The Duchess de Brabant regarded her with a startled expression. "You don't remember? You've fainted last night in the garden. Nicolas carried you to your room. I was about to send for the apothecary from the village, but your brother assured me that you would be fine given sufficient rest."
Fleur's eyes widened. How could she have forgotten that her brother had come home! "Nicolas, where is he?"
"They left shortly afterwards."
Fleur's face clouded with disappointment. "They?"
"Are you sure you're all right, ma pétite? You do remember his travel companions?"
Fleur furrowed her brow. She vaguely remembered a beautiful lady. She was sure there had been someone else but she couldn't get a clear picture in her head. Shrugging it off, she asked, "Did Nicolas say anything before he left?"
"He promised to write."
Fleur nodded. She was looking forward to reading about his adventures, however scarce his letters might be. She was positive that her life would be good now, knowing that her dear brother had returned safely from the crusades.
* * * *
That evening after sunset, Fleur went to retrieve her favourite book from her chamber. However, upon entering, she noted that it wasn't in its usual place in the drawer of her nightstand. In its stead she found a pale yellow rose, cut from one of the bushes beneath her window. She didn't remember having placed the flower there.
After searching in vain for the book in her room, she returned to the solar. "Maman? I've misplaced my book about the stars. Have you seen it?"
"Last time I saw you taking it with you outside. Perhaps one of the gardeners found it?"
Fleur nodded. "Perhaps. I shall ask around immediately." Although it looked like storm clouds were gathering, keeping her from her new pastime of studying the heavens, she wouldn't rest until she had recovered the book.
* * * *
Toronto February 14, 1994
Lacroix sat alone in his library. His fingers caressed the worn cover of an old book in his lap. Usually, he would have mocked anyone as foolishly sentimental for clinging to a relic from the past. But this was one keepsake he had carried with him throughout the centuries. And, once a year, he allowed himself the sweet torture of remembering what he had lost. It was not so much the book itself he cherished – a quite accurate account of constellations in the Northern hemisphere by medieval standards. No, his true treasure lay inside.

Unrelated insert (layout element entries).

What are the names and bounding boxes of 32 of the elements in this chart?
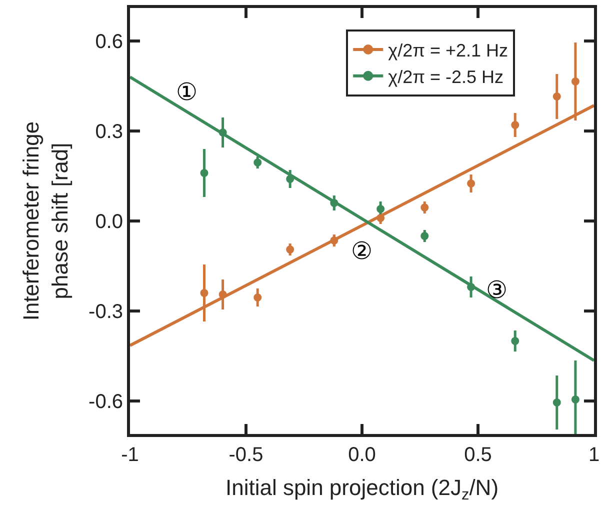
annotation: ① xyxy=(176,78,198,106)
point xyxy=(511,121,520,129)
y-tick-label: 0.0 xyxy=(95,211,123,233)
legend-label: χ/2π = -2.5 Hz xyxy=(388,66,504,87)
point xyxy=(286,246,294,254)
annotation: ③ xyxy=(486,276,508,304)
point xyxy=(200,289,208,297)
point xyxy=(552,398,561,406)
legend-label: χ/2π = +2.1 Hz xyxy=(388,40,508,61)
x-tick-label: 1 xyxy=(588,444,600,466)
point xyxy=(420,204,429,212)
y-tick-label: -0.3 xyxy=(88,301,123,323)
point xyxy=(254,158,262,166)
y-tick-label: 0.6 xyxy=(95,31,123,53)
annotation: ② xyxy=(351,237,373,265)
x-tick-label: 0.5 xyxy=(464,444,492,466)
point xyxy=(420,232,429,240)
y-tick-label: 0.3 xyxy=(95,121,123,143)
x-tick-label: -1 xyxy=(121,444,139,466)
y-axis-title: Interferometer fringe phase shift [rad] xyxy=(18,121,72,321)
x-tick-label: -0.5 xyxy=(228,444,264,466)
point xyxy=(254,294,262,302)
point xyxy=(571,396,580,404)
point xyxy=(571,78,580,86)
y-tick-label: -0.6 xyxy=(88,391,123,413)
x-tick-label: 0.0 xyxy=(348,444,376,466)
x-axis-title: Initial spin projection (2J$_{z}$/N) xyxy=(225,474,499,504)
point xyxy=(376,205,385,213)
point xyxy=(467,180,476,188)
point xyxy=(200,169,208,177)
point xyxy=(552,92,561,100)
point xyxy=(511,337,520,345)
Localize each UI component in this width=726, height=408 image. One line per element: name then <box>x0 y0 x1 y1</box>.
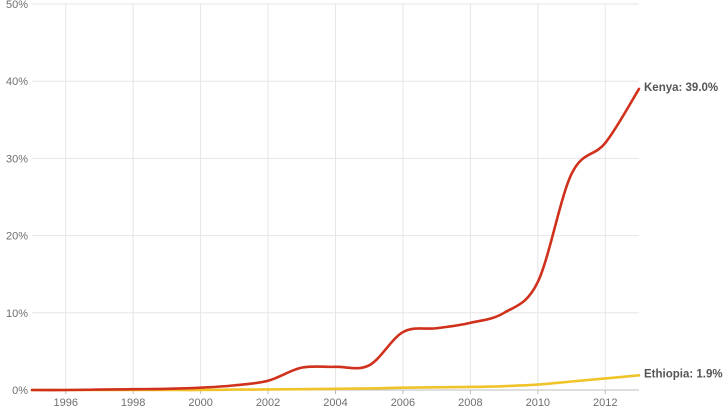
x-tick-label: 2008 <box>458 397 482 408</box>
x-tick-label: 1996 <box>53 397 77 408</box>
x-tick-label: 2004 <box>323 397 347 408</box>
x-tick-label: 1998 <box>121 397 145 408</box>
x-axis-ticks: 1996 1998 2000 2002 2004 2006 2008 2010 2012 <box>53 390 618 408</box>
x-tick-label: 2012 <box>593 397 617 408</box>
series-end-label-ethiopia: Ethiopia: 1.9% <box>644 368 723 380</box>
x-tick-label: 2002 <box>256 397 280 408</box>
gridlines <box>32 3 639 391</box>
series-lines <box>30 87 641 392</box>
x-tick-label: 2010 <box>526 397 550 408</box>
x-tick-label: 2000 <box>188 397 212 408</box>
y-tick-label: 30% <box>6 153 28 165</box>
y-tick-label: 20% <box>6 231 28 243</box>
y-tick-label: 40% <box>6 76 28 88</box>
series-end-label-kenya: Kenya: 39.0% <box>644 82 718 94</box>
y-tick-label: 50% <box>6 0 28 11</box>
y-tick-label: 10% <box>6 308 28 320</box>
x-tick-label: 2006 <box>391 397 415 408</box>
series-end-labels: Kenya: 39.0% Ethiopia: 1.9% <box>644 82 723 380</box>
y-axis-ticks: 0% 10% 20% 30% 40% 50% <box>6 0 28 397</box>
series-line-kenya <box>30 87 641 392</box>
y-tick-label: 0% <box>12 385 28 397</box>
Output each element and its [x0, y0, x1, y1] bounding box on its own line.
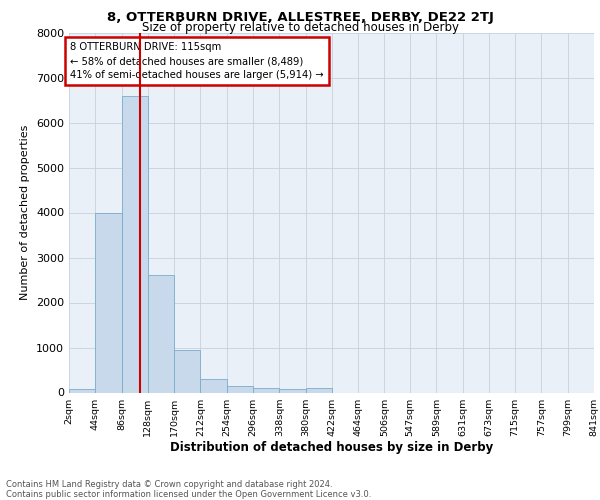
Bar — [95, 214, 122, 392]
Bar — [253, 388, 279, 392]
Bar — [122, 96, 148, 393]
Bar — [227, 386, 253, 392]
Text: Contains HM Land Registry data © Crown copyright and database right 2024.
Contai: Contains HM Land Registry data © Crown c… — [6, 480, 371, 499]
Bar — [69, 389, 95, 392]
X-axis label: Distribution of detached houses by size in Derby: Distribution of detached houses by size … — [170, 442, 493, 454]
Bar — [148, 274, 174, 392]
Bar — [174, 350, 200, 393]
Bar — [200, 378, 227, 392]
Bar — [305, 388, 332, 392]
Text: Size of property relative to detached houses in Derby: Size of property relative to detached ho… — [142, 21, 458, 34]
Y-axis label: Number of detached properties: Number of detached properties — [20, 125, 31, 300]
Bar — [279, 389, 305, 392]
Text: 8 OTTERBURN DRIVE: 115sqm
← 58% of detached houses are smaller (8,489)
41% of se: 8 OTTERBURN DRIVE: 115sqm ← 58% of detac… — [70, 42, 324, 80]
Text: 8, OTTERBURN DRIVE, ALLESTREE, DERBY, DE22 2TJ: 8, OTTERBURN DRIVE, ALLESTREE, DERBY, DE… — [107, 11, 493, 24]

He opened the book to a page marked by the remnants of a withered dried rose pressed between the leaves. He had been immensely pleased when he had taken the book as a memento in exchange for a fresh rose and discovered his previous gift carefully preserved inside. His eyes focused on one hardly discernible thorn that had once stood out from its counterparts by the darker colour on its tip. Closing his eyes, Lacroix inhaled deeply. Although the original blood had long dried and its scent faded, his perfect memory allowed him to recall the sweet taste of its owner, her purity and innocence. For a moment, he had believed he could preserve that forever. But that illusion had been shattered by Nicholas.
Nicholas, who had denied him his desire back then and who now denied him the companionship he craved. After all, Nicholas was the only link he had left to his precious Fleur. In his blood Lacroix could find memories of the childhood the siblings had spent together. Without that, all he had was a faded drop of dried blood on the thorn of a decaying rose.
With a frown, Lacroix closed the book and returned it to its proper place on the shelf.